La protagonista del terzo libro, invece, è una donna solitaria di cui non conosciamo il nome; sappiamo solo che un giorno a noi vicino, dopo cinque ore di viaggio in autobus da Parigi, arriva a Honfleur, in Normandia, lungo le coste dello sbarco. La sua sfida è rievocare e ricomporre un viaggio fatto anni fa con il suo compagno. È un’indagine nei residui di quell’invasione anfibia, messa in atto dalle forze alleate, per capire quello che è successo in quella sequenza di spiagge (Juno, Sword, Gold, Omaha e Utah) che sono state lo scenario dello sbarco.
Mentre pensa a quell’operazione militare vede un corteo di gente partita da Parigi, diretta a Calais, passando per Honfleur, dove migliaia di rifugiati sono bloccati nel tentativo di attraversare la Manica. Due fatti lontani nel tempo che dialogano tra di loro, lo sbarco e le traversate dei migranti: “Siamo il nostro passato morto, siamo tutte le bare che ci hanno preceduti”, dice la madre di Kurt, nel primo libro, ma sono parole che, in qualche modo, potrebbero sintetizzare ognuna di queste storie.

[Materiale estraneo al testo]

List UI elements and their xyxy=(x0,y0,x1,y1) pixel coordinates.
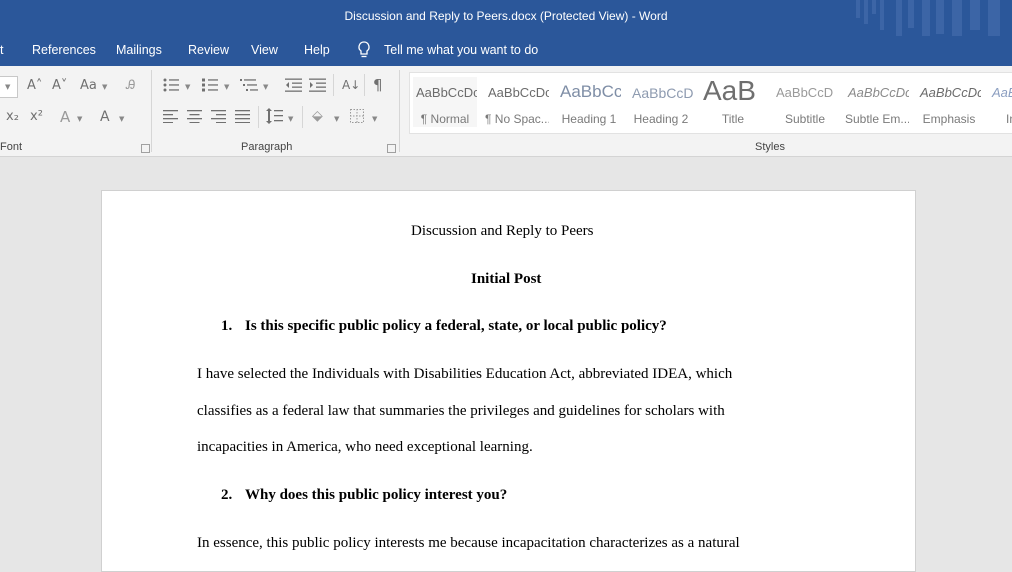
font-color-button[interactable]: A xyxy=(100,109,110,125)
shading-dropdown-icon[interactable]: ▼ xyxy=(334,115,339,123)
style-heading-1[interactable]: AaBbCc Heading 1 xyxy=(557,77,621,127)
style-preview: AaBbCcD xyxy=(632,85,693,101)
paragraph-group-label: Paragraph xyxy=(241,141,293,153)
pilcrow-icon[interactable]: ¶ xyxy=(373,77,383,93)
font-color-dropdown-icon[interactable]: ▼ xyxy=(119,115,124,123)
style-name: Title xyxy=(721,112,745,126)
clear-formatting-icon[interactable]: Ꭿ xyxy=(126,78,135,94)
style-normal[interactable]: AaBbCcDc ¶ Normal xyxy=(413,77,477,127)
document-title: Discussion and Reply to Peers xyxy=(411,223,594,239)
line-spacing-dropdown-icon[interactable]: ▼ xyxy=(288,115,293,123)
align-left-icon[interactable] xyxy=(163,110,178,123)
paragraph-dialog-launcher-icon[interactable] xyxy=(387,144,396,153)
sort-icon[interactable]: A↓ xyxy=(342,77,360,93)
style-emphasis[interactable]: AaBbCcDc Emphasis xyxy=(917,77,981,127)
tab-references[interactable]: References xyxy=(32,43,96,57)
font-group-label: Font xyxy=(0,141,23,153)
section-heading: Initial Post xyxy=(471,271,542,287)
change-case-button[interactable]: Aa xyxy=(80,78,97,94)
tab-layout[interactable]: t xyxy=(0,43,3,57)
increase-indent-icon[interactable] xyxy=(309,78,326,92)
style-preview: AaBbCcDc xyxy=(992,85,1012,100)
question-heading: Why does this public policy interest you… xyxy=(245,487,508,503)
decrease-indent-icon[interactable] xyxy=(285,78,302,92)
lightbulb-icon[interactable] xyxy=(357,41,371,59)
style-preview: AaBbCcDc xyxy=(488,85,549,100)
numbering-dropdown-icon[interactable]: ▼ xyxy=(224,83,229,91)
subscript-button[interactable]: x₂ xyxy=(6,109,19,125)
style-name: Emphasis xyxy=(922,112,976,126)
style-preview: AaB xyxy=(703,77,756,106)
ribbon: ▼ A˄ A˅ Aa ▼ Ꭿ x₂ x² A ▼ A ▼ Font ▼ ▼ ▼ … xyxy=(0,66,1012,157)
window-title: Discussion and Reply to Peers.docx (Prot… xyxy=(344,9,668,23)
align-center-icon[interactable] xyxy=(187,110,202,123)
style-heading-2[interactable]: AaBbCcD Heading 2 xyxy=(629,77,693,127)
tab-help[interactable]: Help xyxy=(304,43,330,57)
borders-icon[interactable] xyxy=(350,109,364,123)
shrink-font-button[interactable]: A˅ xyxy=(52,78,67,94)
style-subtle-emphasis[interactable]: AaBbCcDc Subtle Em... xyxy=(845,77,909,127)
divider xyxy=(258,106,259,128)
bullets-icon[interactable] xyxy=(163,78,179,92)
tab-view[interactable]: View xyxy=(251,43,278,57)
tab-review[interactable]: Review xyxy=(188,43,229,57)
divider xyxy=(364,74,365,96)
align-right-icon[interactable] xyxy=(211,110,226,123)
justify-icon[interactable] xyxy=(235,110,250,123)
style-preview: AaBbCcDc xyxy=(416,85,477,100)
shading-icon[interactable]: ⬙ xyxy=(312,108,323,124)
divider xyxy=(302,106,303,128)
superscript-button[interactable]: x² xyxy=(30,109,43,125)
style-intense-emphasis[interactable]: AaBbCcDc Inte... xyxy=(989,77,1012,127)
group-divider xyxy=(399,70,400,152)
title-bar: Discussion and Reply to Peers.docx (Prot… xyxy=(0,0,1012,36)
tell-me-search[interactable]: Tell me what you want to do xyxy=(384,43,538,57)
styles-group-label: Styles xyxy=(755,141,785,153)
style-subtitle[interactable]: AaBbCcD Subtitle xyxy=(773,77,837,127)
style-name: Subtle Em... xyxy=(845,112,909,126)
style-preview: AaBbCcDc xyxy=(848,85,909,100)
divider xyxy=(333,74,334,96)
list-number: 2. xyxy=(221,487,233,503)
multilevel-dropdown-icon[interactable]: ▼ xyxy=(263,83,268,91)
tab-mailings[interactable]: Mailings xyxy=(116,43,162,57)
line-spacing-icon[interactable] xyxy=(266,108,283,124)
style-name: Inte... xyxy=(1005,112,1012,126)
question-heading: Is this specific public policy a federal… xyxy=(245,318,667,334)
bullets-dropdown-icon[interactable]: ▼ xyxy=(185,83,190,91)
paragraph-line: In essence, this public policy interests… xyxy=(197,535,740,551)
borders-dropdown-icon[interactable]: ▼ xyxy=(372,115,377,123)
style-preview: AaBbCc xyxy=(560,82,621,101)
style-name: ¶ Normal xyxy=(420,112,470,126)
grow-font-button[interactable]: A˄ xyxy=(27,78,42,94)
paragraph-line: I have selected the Individuals with Dis… xyxy=(197,366,733,382)
paragraph-line: classifies as a federal law that summari… xyxy=(197,403,725,419)
style-name: Heading 1 xyxy=(561,112,617,126)
ribbon-tabs: t References Mailings Review View Help T… xyxy=(0,36,1012,66)
numbering-icon[interactable] xyxy=(202,78,218,92)
style-no-spacing[interactable]: AaBbCcDc ¶ No Spac... xyxy=(485,77,549,127)
multilevel-list-icon[interactable] xyxy=(240,78,258,92)
list-number: 1. xyxy=(221,318,233,334)
style-preview: AaBbCcDc xyxy=(920,85,981,100)
style-name: ¶ No Spac... xyxy=(485,112,549,126)
group-divider xyxy=(151,70,152,152)
font-dialog-launcher-icon[interactable] xyxy=(141,144,150,153)
style-preview: AaBbCcD xyxy=(776,85,834,100)
font-size-dropdown[interactable]: ▼ xyxy=(0,76,18,98)
text-effects-button[interactable]: A xyxy=(60,109,70,125)
paragraph-line: incapacities in America, who need except… xyxy=(197,439,533,455)
styles-gallery: AaBbCcDc ¶ Normal AaBbCcDc ¶ No Spac... … xyxy=(409,72,1012,134)
style-name: Subtitle xyxy=(784,112,826,126)
style-title[interactable]: AaB Title xyxy=(701,77,765,127)
change-case-dropdown-icon[interactable]: ▼ xyxy=(102,83,107,91)
document-page[interactable]: Discussion and Reply to Peers Initial Po… xyxy=(101,190,916,572)
text-effects-dropdown-icon[interactable]: ▼ xyxy=(77,115,82,123)
style-name: Heading 2 xyxy=(633,112,689,126)
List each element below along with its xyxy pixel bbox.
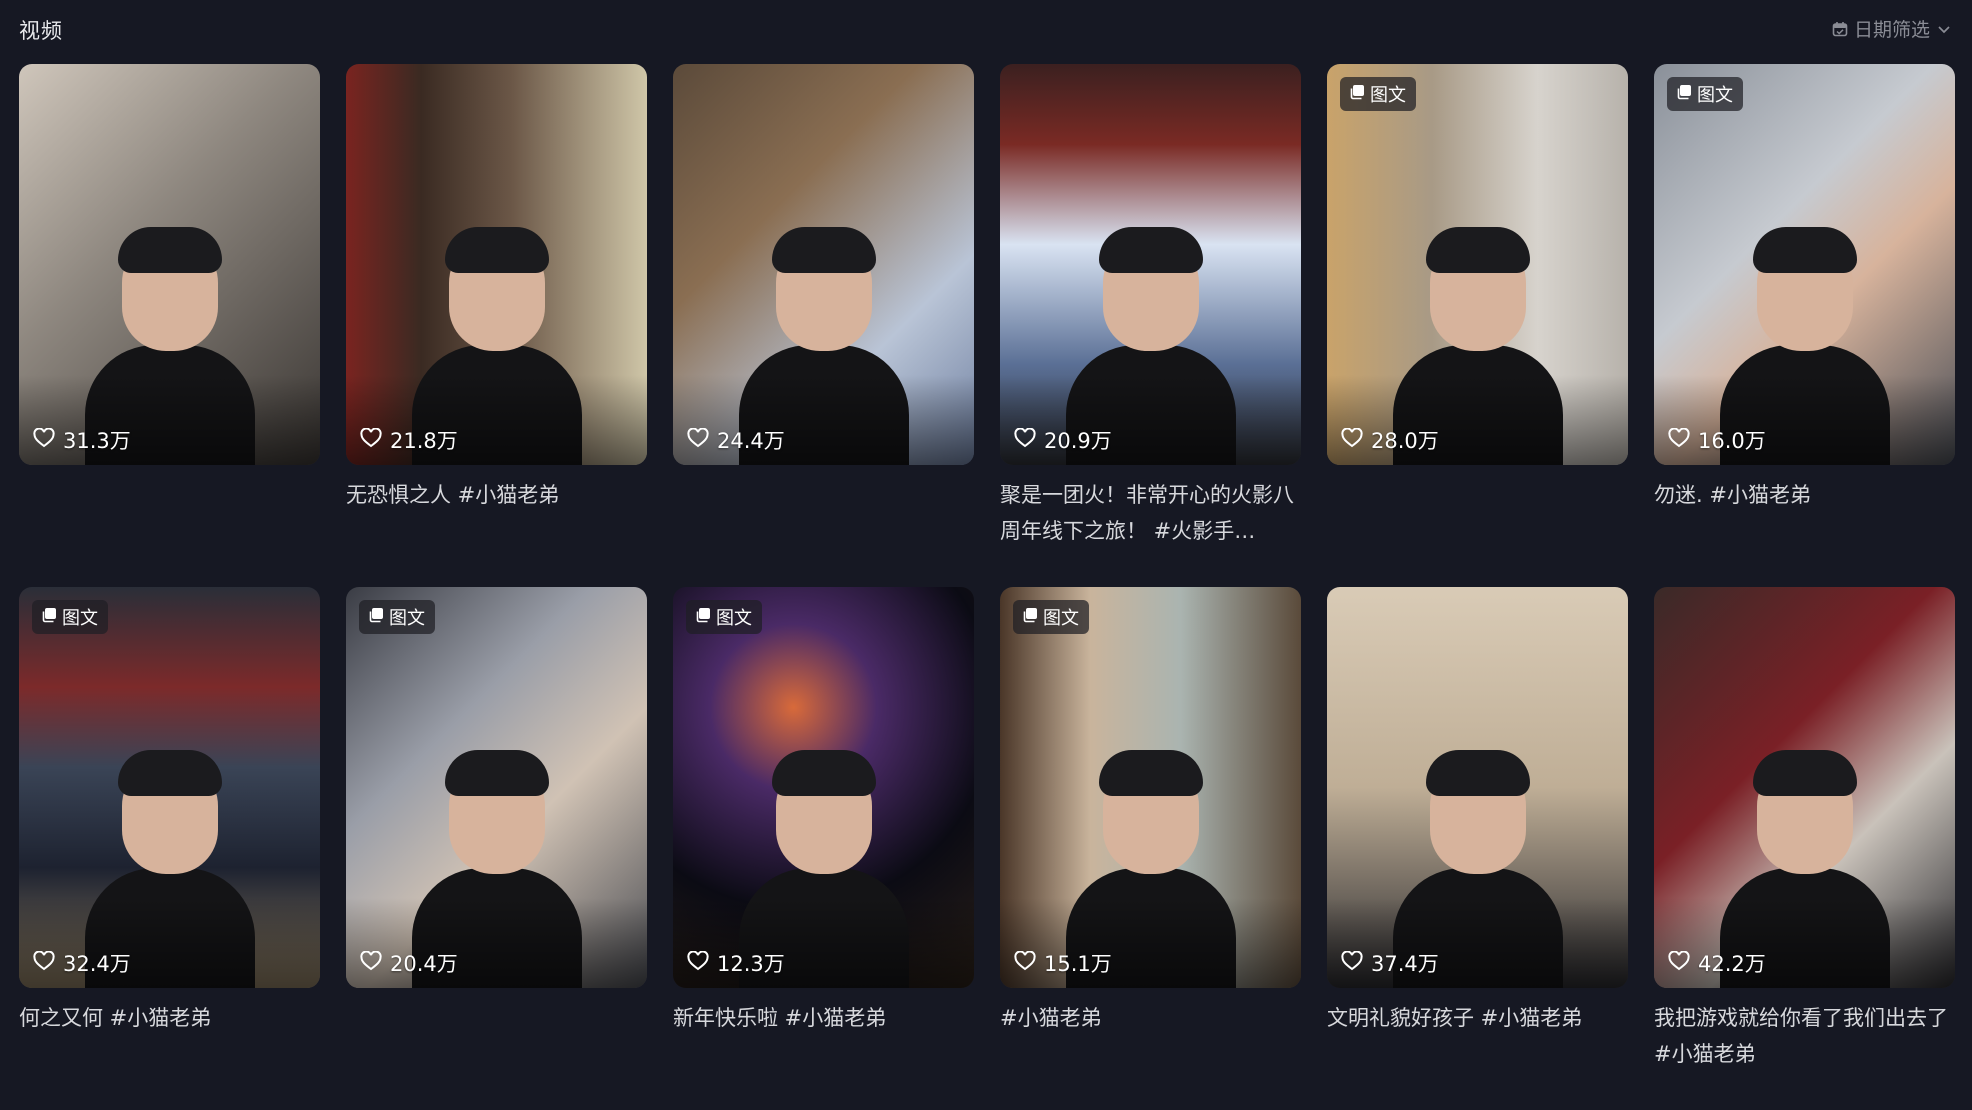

Le tre voci narranti della Trilogia della guerra sembrano flussi di coscienza più che personaggi veri e propri. La sfida che si pone Fernández Mallo è come spiegare, o meglio, come mappare (attraverso la scrittura) la complessità del passato che appare confuso anche perché ci mancanoi gli strumenti per poter interpretarlo e capirlo. Per quanto sconosciuti e lontani siamo l’uno dall’altro, c’è sempre un evento bellico che determina le nostre vite: “Come le stelle, che ci illuminano pur essendo già morte, siamo una legione di vivi e morti uniti dalla stessa cosa: la distruzione e la guerra”.
Con questo libro, Fernández Mallo crea un romanzo reticolare, caleidoscopico, con rimandi interni tra le storie e noi lettori transitiamo per queste pagine contemplando il grande mosaico che l’autore spagnolo ci propone. Qui potrebbe venirci in soccorso quello che lo stesso autore scrive di W.G. Sebald, per identificare il suo modus operandi, fatto di digressioni e analogie: “non procede con il tipico andamento storico con cui si raccontano battagliette lineari, né come il tipico scrittore che sgrana dettagli puntuali e meri ricordi, più o meno sentimentali, ma tratta la Storia e il suo percorso frattalmente, collega ogni cosa frattalmente”. E, come in un susseguirsi di strati, anche Fernández Mallo narra ciò che vede lungo il suo viaggio, collegando i fatti storici che va man mano scoprendo, girando intorno alle storie e affidando il racconto a quello sguardo che sa andare oltre le apparenze.